以前にアメブロで書いていましたが、一時移籍し、再度ここに復活しました。専門の耳鼻咽喉科医としての記事を中心に、ときにサブスペシャリティな小児科診療のこともときに書いていきます。

「急性喉頭蓋炎」

耳鼻科の病気の中で、本当に見逃したら怖いと言われている病気である。耳鼻科医であれば、そんなに珍しいものではないことを知っているに違いない。ところが、内科の医者となると、「診たことがない」という人のほうが多いことだろう。診たことがないのではなく、気づいたことがないのだと思う。

 

急性喉頭蓋炎は、息が苦しくなる病気だと思われている。このため、「息は苦しくないですか?」と聞きまくっている内科医も多いのではないだろうか。このような確認のしかたでは見落とすだろうなと思う。

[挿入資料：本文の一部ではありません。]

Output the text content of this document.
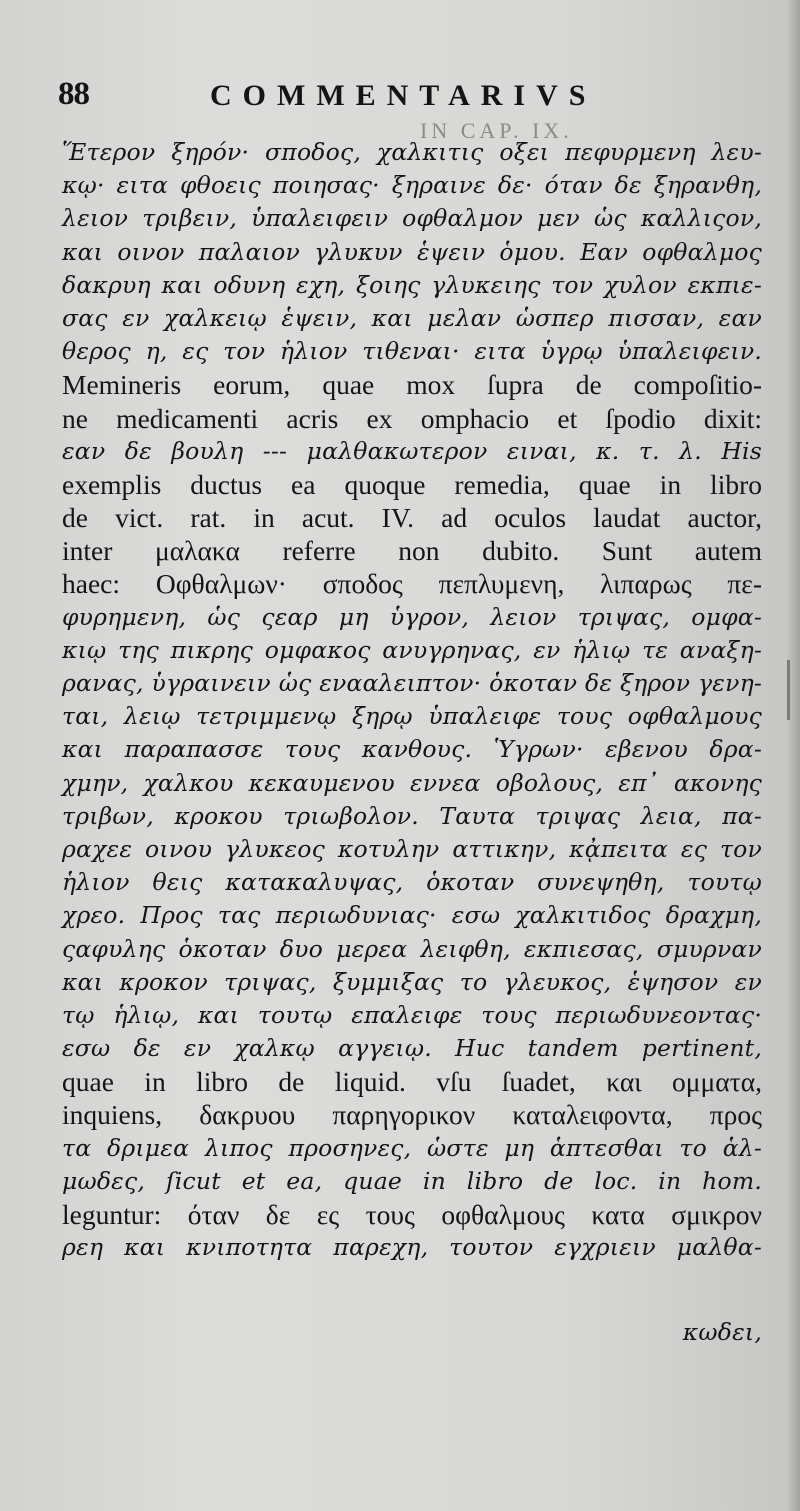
88	COMMENTARIVS
IN CAP. IX.
Ἕτερον ξηρόν· σποδος, χαλκιτις οξει πεφυρμενη λευ-
κῳ· ειτα φθοεις ποιησας· ξηραινε δε· όταν δε ξηρανθη,
λειον τριβειν, ὑπαλειφειν οφθαλμον μεν ὡς καλλιςον,
και οινον παλαιον γλυκυν ἑψειν ὁμου. Εαν οφθαλμος
δακρυη και οδυνη εχη, ξοιης γλυκειης τον χυλον εκπιε-
σας εν χαλκειῳ ἑψειν, και μελαν ὡσπερ πισσαν, εαν
θερος η, ες τον ἡλιον τιθεναι· ειτα ὑγρῳ ὑπαλειφειν.
Memineris eorum, quae mox ſupra de compoſitio-
ne medicamenti acris ex omphacio et ſpodio dixit:
εαν δε βουλη --- μαλθακωτερον ειναι, κ. τ. λ. His
exemplis ductus ea quoque remedia, quae in libro
de vict. rat. in acut. IV. ad oculos laudat auctor,
inter μαλακα referre non dubito. Sunt autem
haec: Οφθαλμων· σποδος πεπλυμενη, λιπαρως πε-
φυρημενη, ὡς ςεαρ μη ὑγρον, λειον τριψας, ομφα-
κιῳ της πικρης ομφακος ανυγρηνας, εν ἡλιῳ τε αναξη-
ρανας, ὑγραινειν ὡς ενααλειπτον· ὁκοταν δε ξηρον γενη-
ται, λειῳ τετριμμενῳ ξηρῳ ὑπαλειφε τους οφθαλμους
και παραπασσε τους κανθους. Ὑγρων· εβενου δρα-
χμην, χαλκου κεκαυμενου εννεα οβολους, επ᾽ ακονης
τριβων, κροκου τριωβολον. Ταυτα τριψας λεια, πα-
ραχεε οινου γλυκεος κοτυλην αττικην, κᾀπειτα ες τον
ἡλιον θεις κατακαλυψας, ὁκοταν συνεψηθη, τουτῳ
χρεο. Προς τας περιωδυνιας· εσω χαλκιτιδος δραχμη,
ςαφυλης ὁκοταν δυο μερεα λειφθη, εκπιεσας, σμυρναν
και κροκον τριψας, ξυμμιξας το γλευκος, ἑψησον εν
τῳ ἡλιῳ, και τουτῳ επαλειφε τους περιωδυνεοντας·
εσω δε εν χαλκῳ αγγειῳ. Huc tandem pertinent,
quae in libro de liquid. vſu ſuadet, και ομματα,
inquiens, δακρυου παρηγορικον καταλειφοντα, προς
τα δριμεα λιπος προσηνες, ὡστε μη ἁπτεσθαι το ἁλ-
μωδες, ſicut et ea, quae in libro de loc. in hom.
leguntur: όταν δε ες τους οφθαλμους κατα σμικρον
ρεη και κνιποτητα παρεχη, τουτον εγχριειν μαλθα-
κωδει,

もっと的確な確認方法は、のどの痛みである。「唾がのめないほどのどが痛い」このような表現をする場合に、急性喉頭蓋炎かあるいは扁桃周囲膿瘍が多い。いずれにせよ、すぐに耳鼻科医にみてもらったほうがいい。耳鼻科に紹介すべきケースであり、そのまま自宅に帰さないでほしい。逆に痛みさえひどくなければほとんど心配ないと思っている。

 

急性喉頭蓋炎は、大人よりも子供に多い。

 

このような衝撃的な話を聞いたことがある。恥ずかしながら、子供の急性喉頭蓋炎を一度も診たことがないのである。こどもにも多いのかもしれないが、その場合には小児科医が対応してしまい、耳鼻科にまわされてこないのではないだろうか。

 

大人と子供の急性喉頭蓋炎の違い

 

大人は上に解説したように、強い咽頭痛でやってくる。ところが、子供の場合には、呼吸苦でくる場合が多いのだそうだ。気道が狭いという理由で、呼吸苦がはやくでやすいのだろう。

 

先日、講演を聞いていたら、「疑ったら耳鼻科に紹介し、ファイバーで確認してもらえ」と言っている医師がいました。小さな子供で、急性喉頭蓋炎で窒息しかかっている場合、ファイバーしたらギャン泣きして、その場で窒息しますよ。ファイバーするのなら、緊急気管切開の準備をしてからやりましょう。度胸がないとできないですよ。あっ、無知でもできます。窒息したら、それはファイバーをやった耳鼻科医の責任になりますからね。紹介した医者は責任取らないだろうし。

 

耳鼻科医であれば、日々急性喉頭蓋炎の可能性はどうだろうか。頭の中で考えながら診察していると思います。見逃したら患者が死ぬかもしれないからですね。30分遅れたら手遅れになる非常に危険な病気です。